始業式で児童に感染予防を心がけるよう話す前田真利校長=松江市玉湯町湯町、玉湯学園
始業式で児童に感染予防を心がけるよう話す前田真利校長=松江市玉湯町湯町、玉湯学園

 新型コロナウイルス感染拡大「第5波」が猛威を振るう中、島根県内の多くの学校で26日、2学期が始まった。感染力の強い「デルタ株」への置き換わりで、うつりにくいとされてきた子どもへの感染が広がり、学校は始業式の簡略化、修学旅行の短縮など感染防止策に追われる。

 松江市では市立の17校で2学期がスタート。うち義務教育学校玉湯学園(玉湯町湯町)では急きょ、全校生徒約700人のうち1~4年生のみ2回に分けて体育館で始業式を行い、5年生以上は教室で放送を聞く形に変更した。2学期は学校行事がめじろ押し。前田真利校長は「子どもの安全と教育効果を鑑みやり方を工夫したい」と思案した。

 県内では8月の感染者数は481人で、過去最多だった5月の2倍以上に拡大した。特に10代の感染者は5月が全体の7・4%に当たる14人だったのに対し、8月(18日時点)は15・9%の46人に増加。多くの学校が予定通り新学期を始める計画だが、1学期以上に感染対策に神経をとがらせる。
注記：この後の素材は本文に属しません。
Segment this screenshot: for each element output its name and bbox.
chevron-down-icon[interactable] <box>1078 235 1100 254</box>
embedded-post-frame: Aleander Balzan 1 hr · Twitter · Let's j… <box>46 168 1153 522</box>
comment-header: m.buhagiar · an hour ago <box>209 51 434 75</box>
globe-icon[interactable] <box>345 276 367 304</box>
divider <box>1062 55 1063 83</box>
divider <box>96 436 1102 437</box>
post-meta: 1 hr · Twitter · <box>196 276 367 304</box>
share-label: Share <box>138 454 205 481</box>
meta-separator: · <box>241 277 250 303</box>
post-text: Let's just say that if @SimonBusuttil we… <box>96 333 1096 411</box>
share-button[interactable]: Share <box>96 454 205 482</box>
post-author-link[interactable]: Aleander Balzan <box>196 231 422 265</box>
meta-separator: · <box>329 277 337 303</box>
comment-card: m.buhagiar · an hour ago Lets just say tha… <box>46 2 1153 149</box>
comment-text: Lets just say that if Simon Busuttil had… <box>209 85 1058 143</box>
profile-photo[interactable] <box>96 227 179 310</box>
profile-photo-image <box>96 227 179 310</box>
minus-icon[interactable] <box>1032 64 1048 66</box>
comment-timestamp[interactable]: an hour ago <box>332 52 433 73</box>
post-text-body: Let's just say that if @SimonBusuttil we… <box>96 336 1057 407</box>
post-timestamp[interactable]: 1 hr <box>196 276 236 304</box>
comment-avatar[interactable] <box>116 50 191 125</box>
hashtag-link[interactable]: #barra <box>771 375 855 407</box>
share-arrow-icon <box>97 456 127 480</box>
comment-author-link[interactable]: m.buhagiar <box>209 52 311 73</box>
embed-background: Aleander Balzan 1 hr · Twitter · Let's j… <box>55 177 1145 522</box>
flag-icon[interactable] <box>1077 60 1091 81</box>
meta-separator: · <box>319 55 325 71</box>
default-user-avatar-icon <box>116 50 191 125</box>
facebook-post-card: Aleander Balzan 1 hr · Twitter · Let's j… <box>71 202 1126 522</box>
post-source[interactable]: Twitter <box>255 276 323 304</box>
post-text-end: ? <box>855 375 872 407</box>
 出雲市立大津小学校(大津町)は始業式を教室内のテレビと校内放送で行ったほか、蛇口の一部を非接触式に交換するなどハード面の対策も取った。市内での社会科見学を楽しみにする4年の松本颯華さん(10)は「手洗い、うがいに気をつけたい」と話した。

 大津小の対応は、全校での集会自粛を求める市教育委員会の通知を受けてのこと。宿泊を伴う修学旅行や宿泊研修についても9月末まで行わないよう求められ、第三中学校(大塚町)は9月の修学旅行を日帰り研修に変更した。

 クラスター(感染者集団)発生などで連日、複数の感染者が確認される浜田市の三隅小学校(三隅町古市場)は、電子黒板を使いオンライン形式で30日に始業式を行う予定。運動会は、競技のない児童の教室待機、保護者の観覧制限などを検討中で、樋野淳巳校長は「昨年よりも厳しい対策を取る必要性を感じる」と警戒する。

 一方で、対策強化による児童への負担を心配する声もある。波佐小学校(金城町波佐)は、今年も地域住民の参加不可で運動会を開く計画だが、加藤道夫校長は「子どもたちは素直で対策を守ってくれるが、いつまで続くのか我慢してもらうことが心配」と不安視した。